Unfortunately all of these stocks are below $5 so no chance to short them to their inevitable zero. But if any other than Charming Shoppes go out before Memorial Day (I'd consider the other 3 to be well known mall names) 3/5th of my prediction will come to fruition. Look at Zale's, just 3 weeks ago you could of nailed it at $5 if you could locate shares. GRRRR! Completely missed that one.


  • Another possible casualty: Sears Holdings (SHLD), operator of Sears and Kmart stores. A key to hedge fund manager Eddie Lampert's 2005 merger of the two chains was in the underlying real estate. But with those values down 30% or so since then, slumping sales hit even worse. "I'd be surprised if Sears-Kmart makes it through the year," says Britt Beemer, who runs retail market-research firm America's Research Group.

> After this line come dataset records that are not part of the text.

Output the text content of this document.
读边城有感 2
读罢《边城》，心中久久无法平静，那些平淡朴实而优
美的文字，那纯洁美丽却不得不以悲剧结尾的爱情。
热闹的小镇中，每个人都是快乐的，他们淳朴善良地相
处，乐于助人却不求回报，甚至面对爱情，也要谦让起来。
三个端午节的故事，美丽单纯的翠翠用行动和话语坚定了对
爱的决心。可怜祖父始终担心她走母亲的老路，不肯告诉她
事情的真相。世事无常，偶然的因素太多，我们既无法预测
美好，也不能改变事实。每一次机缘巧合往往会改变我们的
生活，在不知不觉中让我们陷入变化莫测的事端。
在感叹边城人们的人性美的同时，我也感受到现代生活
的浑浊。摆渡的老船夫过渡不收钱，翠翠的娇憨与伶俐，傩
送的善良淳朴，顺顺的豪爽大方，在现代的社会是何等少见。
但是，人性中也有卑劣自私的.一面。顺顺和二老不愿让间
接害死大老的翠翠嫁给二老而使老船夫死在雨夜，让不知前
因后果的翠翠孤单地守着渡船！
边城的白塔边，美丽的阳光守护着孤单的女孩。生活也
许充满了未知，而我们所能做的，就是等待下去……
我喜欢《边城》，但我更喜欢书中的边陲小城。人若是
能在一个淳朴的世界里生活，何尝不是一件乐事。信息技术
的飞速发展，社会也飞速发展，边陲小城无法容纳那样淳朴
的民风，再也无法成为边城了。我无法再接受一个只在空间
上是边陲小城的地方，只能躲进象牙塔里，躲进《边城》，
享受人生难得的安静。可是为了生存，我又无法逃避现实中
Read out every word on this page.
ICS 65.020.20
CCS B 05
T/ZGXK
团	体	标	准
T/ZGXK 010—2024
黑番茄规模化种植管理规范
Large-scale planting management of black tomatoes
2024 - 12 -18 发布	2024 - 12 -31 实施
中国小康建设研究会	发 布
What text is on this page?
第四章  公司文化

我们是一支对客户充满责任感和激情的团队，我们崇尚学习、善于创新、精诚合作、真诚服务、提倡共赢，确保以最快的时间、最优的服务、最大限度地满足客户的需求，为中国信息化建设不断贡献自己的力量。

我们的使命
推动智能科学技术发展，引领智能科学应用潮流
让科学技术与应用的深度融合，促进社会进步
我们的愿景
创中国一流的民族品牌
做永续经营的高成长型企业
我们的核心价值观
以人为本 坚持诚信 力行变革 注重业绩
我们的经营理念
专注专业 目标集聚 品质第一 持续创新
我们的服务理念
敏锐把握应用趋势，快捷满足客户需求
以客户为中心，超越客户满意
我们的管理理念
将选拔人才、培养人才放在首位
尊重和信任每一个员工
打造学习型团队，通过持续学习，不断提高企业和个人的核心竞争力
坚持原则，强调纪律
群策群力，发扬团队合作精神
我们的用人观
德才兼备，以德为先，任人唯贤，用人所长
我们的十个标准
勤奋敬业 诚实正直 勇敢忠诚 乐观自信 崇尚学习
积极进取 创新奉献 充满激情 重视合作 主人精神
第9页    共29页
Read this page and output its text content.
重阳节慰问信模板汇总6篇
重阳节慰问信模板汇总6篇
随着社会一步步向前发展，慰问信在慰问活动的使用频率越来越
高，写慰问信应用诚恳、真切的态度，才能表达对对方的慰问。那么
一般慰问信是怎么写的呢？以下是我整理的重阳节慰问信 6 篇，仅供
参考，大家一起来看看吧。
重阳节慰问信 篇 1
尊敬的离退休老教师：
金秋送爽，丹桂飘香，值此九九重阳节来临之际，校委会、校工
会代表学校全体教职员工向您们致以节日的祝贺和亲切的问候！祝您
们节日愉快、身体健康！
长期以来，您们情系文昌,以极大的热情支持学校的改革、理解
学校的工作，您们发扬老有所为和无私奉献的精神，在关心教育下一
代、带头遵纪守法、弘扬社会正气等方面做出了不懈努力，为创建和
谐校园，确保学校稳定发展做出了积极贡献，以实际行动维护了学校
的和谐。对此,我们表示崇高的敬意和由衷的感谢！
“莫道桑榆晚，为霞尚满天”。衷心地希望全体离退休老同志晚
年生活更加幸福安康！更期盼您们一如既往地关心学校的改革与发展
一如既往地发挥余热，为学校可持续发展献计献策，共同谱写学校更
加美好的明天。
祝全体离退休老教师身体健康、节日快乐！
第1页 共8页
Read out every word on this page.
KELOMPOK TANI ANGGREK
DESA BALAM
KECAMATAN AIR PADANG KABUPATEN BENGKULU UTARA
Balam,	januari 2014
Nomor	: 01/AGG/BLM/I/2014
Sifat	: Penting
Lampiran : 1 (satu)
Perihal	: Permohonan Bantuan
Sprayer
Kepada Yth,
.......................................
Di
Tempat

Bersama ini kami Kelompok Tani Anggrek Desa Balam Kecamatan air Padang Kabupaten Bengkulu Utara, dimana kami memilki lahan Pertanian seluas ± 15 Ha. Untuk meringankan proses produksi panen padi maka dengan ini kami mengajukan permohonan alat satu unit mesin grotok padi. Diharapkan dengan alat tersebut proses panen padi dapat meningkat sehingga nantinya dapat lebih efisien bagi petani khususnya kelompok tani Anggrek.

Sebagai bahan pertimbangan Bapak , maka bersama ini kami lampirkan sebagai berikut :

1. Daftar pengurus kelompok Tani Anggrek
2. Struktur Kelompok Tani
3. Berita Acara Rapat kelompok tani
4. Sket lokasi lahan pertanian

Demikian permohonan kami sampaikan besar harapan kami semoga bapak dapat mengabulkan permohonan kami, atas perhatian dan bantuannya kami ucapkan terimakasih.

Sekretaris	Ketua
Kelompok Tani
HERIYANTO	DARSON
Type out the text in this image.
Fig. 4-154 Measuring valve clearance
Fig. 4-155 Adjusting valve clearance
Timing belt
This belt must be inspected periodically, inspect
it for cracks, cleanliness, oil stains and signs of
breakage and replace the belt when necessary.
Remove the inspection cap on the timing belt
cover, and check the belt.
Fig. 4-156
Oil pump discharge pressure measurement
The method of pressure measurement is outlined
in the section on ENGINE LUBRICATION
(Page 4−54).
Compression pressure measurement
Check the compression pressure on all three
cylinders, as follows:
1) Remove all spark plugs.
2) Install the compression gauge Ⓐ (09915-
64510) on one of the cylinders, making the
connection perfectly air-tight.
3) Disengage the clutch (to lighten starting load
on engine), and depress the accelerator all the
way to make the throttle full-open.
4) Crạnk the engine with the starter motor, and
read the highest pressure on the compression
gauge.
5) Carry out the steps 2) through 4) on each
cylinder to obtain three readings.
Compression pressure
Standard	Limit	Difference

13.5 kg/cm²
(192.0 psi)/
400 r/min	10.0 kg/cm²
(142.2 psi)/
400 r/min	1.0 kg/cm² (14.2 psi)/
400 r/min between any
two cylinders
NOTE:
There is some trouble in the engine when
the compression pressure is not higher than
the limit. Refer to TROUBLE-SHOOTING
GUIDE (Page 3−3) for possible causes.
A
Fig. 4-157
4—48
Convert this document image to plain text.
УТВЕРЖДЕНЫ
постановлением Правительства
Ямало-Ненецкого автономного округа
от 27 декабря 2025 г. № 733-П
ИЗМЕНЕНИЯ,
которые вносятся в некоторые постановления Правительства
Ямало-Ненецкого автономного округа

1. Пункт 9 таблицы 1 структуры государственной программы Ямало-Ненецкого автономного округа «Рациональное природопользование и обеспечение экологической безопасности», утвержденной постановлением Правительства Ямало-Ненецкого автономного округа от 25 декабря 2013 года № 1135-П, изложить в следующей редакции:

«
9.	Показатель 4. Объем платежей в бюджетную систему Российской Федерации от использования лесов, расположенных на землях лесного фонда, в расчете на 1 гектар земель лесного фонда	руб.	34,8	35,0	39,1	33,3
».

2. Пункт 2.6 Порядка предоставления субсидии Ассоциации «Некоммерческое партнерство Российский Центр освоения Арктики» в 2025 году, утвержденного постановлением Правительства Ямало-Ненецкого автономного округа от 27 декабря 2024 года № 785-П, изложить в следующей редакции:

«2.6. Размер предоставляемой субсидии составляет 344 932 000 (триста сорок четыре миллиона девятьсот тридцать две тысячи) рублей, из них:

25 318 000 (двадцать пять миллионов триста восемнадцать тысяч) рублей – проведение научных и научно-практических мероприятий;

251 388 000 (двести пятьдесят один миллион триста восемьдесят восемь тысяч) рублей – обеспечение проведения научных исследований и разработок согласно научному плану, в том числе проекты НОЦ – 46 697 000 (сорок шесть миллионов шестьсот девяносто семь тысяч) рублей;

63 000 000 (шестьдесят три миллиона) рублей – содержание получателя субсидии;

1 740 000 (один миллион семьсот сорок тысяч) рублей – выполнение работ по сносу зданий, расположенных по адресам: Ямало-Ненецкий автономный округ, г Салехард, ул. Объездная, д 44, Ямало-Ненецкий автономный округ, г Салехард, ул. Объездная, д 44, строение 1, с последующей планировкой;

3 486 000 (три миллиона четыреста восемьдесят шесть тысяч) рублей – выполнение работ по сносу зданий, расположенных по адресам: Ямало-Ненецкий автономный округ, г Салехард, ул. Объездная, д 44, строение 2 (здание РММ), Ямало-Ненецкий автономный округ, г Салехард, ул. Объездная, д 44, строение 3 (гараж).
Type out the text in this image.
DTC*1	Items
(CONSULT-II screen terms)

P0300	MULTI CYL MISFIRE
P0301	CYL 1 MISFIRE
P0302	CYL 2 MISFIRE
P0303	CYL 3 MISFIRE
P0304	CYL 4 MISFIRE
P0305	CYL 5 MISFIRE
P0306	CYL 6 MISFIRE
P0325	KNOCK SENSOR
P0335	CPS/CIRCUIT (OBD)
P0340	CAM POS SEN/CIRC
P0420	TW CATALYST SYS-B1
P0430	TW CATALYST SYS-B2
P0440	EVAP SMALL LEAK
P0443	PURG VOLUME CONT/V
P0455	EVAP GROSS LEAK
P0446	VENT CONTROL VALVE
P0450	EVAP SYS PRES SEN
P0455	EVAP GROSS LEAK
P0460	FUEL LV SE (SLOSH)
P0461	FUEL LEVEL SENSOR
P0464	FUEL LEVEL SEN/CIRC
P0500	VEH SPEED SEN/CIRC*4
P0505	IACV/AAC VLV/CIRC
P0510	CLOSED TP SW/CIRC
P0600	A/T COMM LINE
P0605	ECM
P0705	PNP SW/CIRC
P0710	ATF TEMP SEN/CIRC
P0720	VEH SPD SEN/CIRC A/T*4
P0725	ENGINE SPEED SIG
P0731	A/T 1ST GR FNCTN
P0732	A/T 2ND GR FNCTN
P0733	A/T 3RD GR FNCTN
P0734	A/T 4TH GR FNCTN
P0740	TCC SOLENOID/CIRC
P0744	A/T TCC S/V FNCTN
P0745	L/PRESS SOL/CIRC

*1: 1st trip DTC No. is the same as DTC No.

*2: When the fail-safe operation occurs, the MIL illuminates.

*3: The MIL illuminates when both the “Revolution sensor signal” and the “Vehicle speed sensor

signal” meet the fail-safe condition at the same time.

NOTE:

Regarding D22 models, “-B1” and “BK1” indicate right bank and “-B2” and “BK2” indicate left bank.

  • Non-apparel specialists like Starbucks (SBUX) and Sprint Nextel (S) won't be going away, but they will close hundreds more stores during the coming year, Davidowitz predicts. (more future infrastructure workers for Obama to put to work) What plagues Starbucks will also affect other upscale goody chains like Mrs. Fields' Cookies, and causal dining outlets like Applebee's and Cheesecake Factory. Any of the neighborhood outlets for those restaurant chains could be a casualty this year.
  • Davidowitz doesn't think a huge government stimulus will help. Better to let things bottom out naturally before regrouping. "Obama's plan will make it worse," he says. "We got into this by borrowing and stimulating, now he wants to borrow and stimulate more." (did I mention Howard is the best? Yes I'm biased since he has agreed with me through 2007 and 2008) [Aug 14, 2008: Howard Davidowitz - the Only Realistic Retail Analyst in America?] [Mar 30, 2008: Howard Davidowitz on US Consumer]
No positions

[Jan 12: Wall Street Journal - Wake of Bankruptcy Filings Expected from Retailers in Wake of Holidays]
[Dec 18: CNNMoney: The Dead Mall Problem]
[Nov 10: McDonalds Strong, Circuit City Out]
[Jul 21: Add Mervyn's to our Growing Litany of Retailers Headed to the Great Sunset]
[Jul 10: Another Retailer (Canary in Coal Mine Down]
[Apr 11: This Day in Bankruptcies - Another Airline and our First Major Retailer]

3 comments:

Stonefoxcapital said...

SHLD has an impeccable balance sheet and little to no risk of BK. They were very profitable in Q4. The people thinking they are at risk for BK just havne't done their homework. They are being lazy and only focusing on their stores.

SHLD has somewhere around $5-7B in net inventory.

TraderMark said...

Stone, I actually agree with you. Kmart does suck however as a store :)
but the 'smart' thing Lampard does is he doesnt invest in it - hence he just lets the cash flow come and knows its a ratty place that some proportion of people will still go to.

I did think the stock buyback thing was a bit of a stunt but we'll see.

TraderMark said...

sorry that should be Lampert - I am thinking of soccer when I said Lampard.